Kino | Welcome
Für eine Wiedervereinigung mit seiner grossen Liebe versucht ein junger Flüchtling aus Kurdistan über den Ärmelkanal an die englische Küste zu schwimmen.
Synopsis: Der 17-jährige Bilal (Firat Ayverdi) aus Kurdistan ist einer von vielen Flüchtlingen, die vor der Grenze in der Kanalstadt Calais abgefangen werden. Doch Bilal möchte um jeden Preis seine Freundin in England wiedersehen. Beim Franzosen Simon (Vincent Lindon), einem tristen Schwimmlehrer, findet er Unterschlupf. Um für eine riskante Flucht über den Ärmelkanal gerüstet zu sein, trainiert Simon den jungen Kurden im Kraulen. Die Selbstlosigkeit Bilals, der für die grosse Liebe sein Leben aufs Spiel setzt, fasziniert den geknickten Simon zutiefst. Allerdings bringt er mit seiner Hilfe nicht nur Bilal, sondern auch sich selbst in Gefahr. Stars: Für die Schlüsselrolle des mürrischen Schwimmlehrers wurde der bekannte französische Schauspieler, Vincent Lindon gewählt, der diesen glaubhaft verkörpert. Regie & Crew: Der französische Regisseur und Drehbuchautor Philippe Lioret («Je vais bien, ne t’en fais pas», 2006) wollte mit «Welcome» einen Film zur aktuellen Thematik der Flüchtlingssituation in Calais liefern und sich insbesondere auf die persönlichen Geschichten und Gefühle der involvierten Figuren beziehen. Für «Welcome» erhielt er an der diesjährigen Berlinale den Panorama-Preis der Ökonomischen Jury.
art-tv-Wertung: «Welcome» zeigt mit Verzicht auf überflüssige Rührseligkeiten den zähen Kampf eines Flüchtlings, der sich in einer fremden Welt durchschlagen muss.

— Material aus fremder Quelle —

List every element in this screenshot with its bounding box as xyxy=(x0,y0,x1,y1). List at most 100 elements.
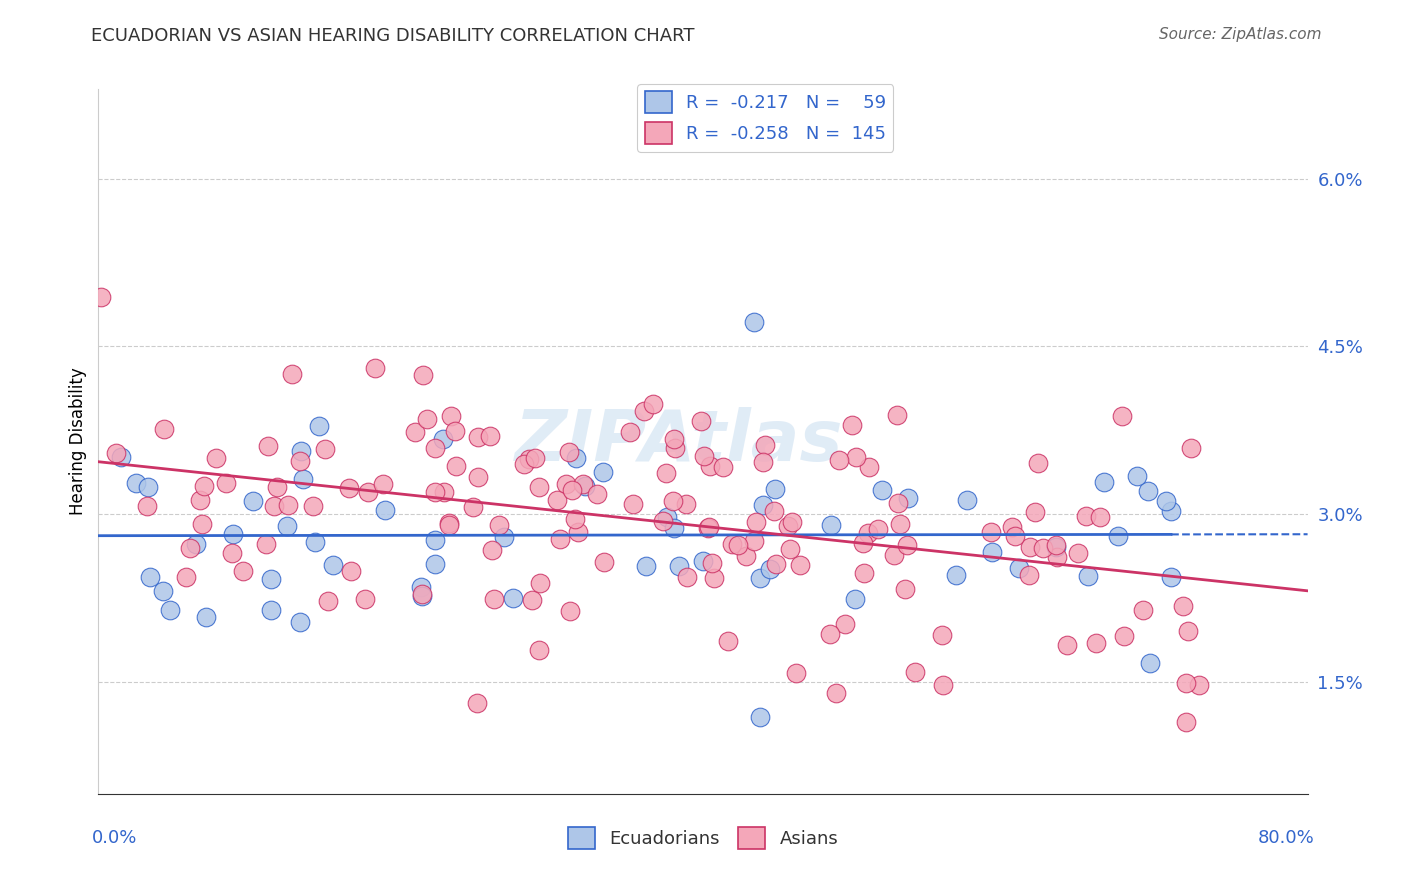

Der Film suggeriert keine falsche Hoffnung und kritisiert die politischen Massnahmen, die gegenüber unzähligen Flüchtlingen ergriffen werden. Mit der Intention, unverblümt die vorherrschende Situation in Calais wiederzugeben, liegt Regisseur Lioret goldrichtig. So kann Simon der Fussmatte seines Nachbarn, der ihn wegen illegaler Beherbergung an die Polizei verpfeifen will, mit der Aufschrift «Welcome» auch nicht mehr als ein müdes Lächeln abgewinnen. Feinfühlig wird die Figur des geschiedenen Schwimmlehrers porträtiert, der im Verlaufe der Geschichte eine persönliche Wandlung durchlebt: Bald besiegt das Gefühl für Gerechtigkeit und die Anteilnahme am Schicksal des Flüchtlings den vorerst eigennützigen Gedanken, durch die Hilfsaktion die sozial engagierte Exfrau zurückzugewinnen. Diese innere Transformation des Protagonisten wird hervorragend von Vincent Lindon nach aussen getragen. Fazit: Ein ergreifender Film, der auf unverhohlene Art die gegenwärtige und aussichtslose Flüchtlingspolitik in Calais aufrüttelt.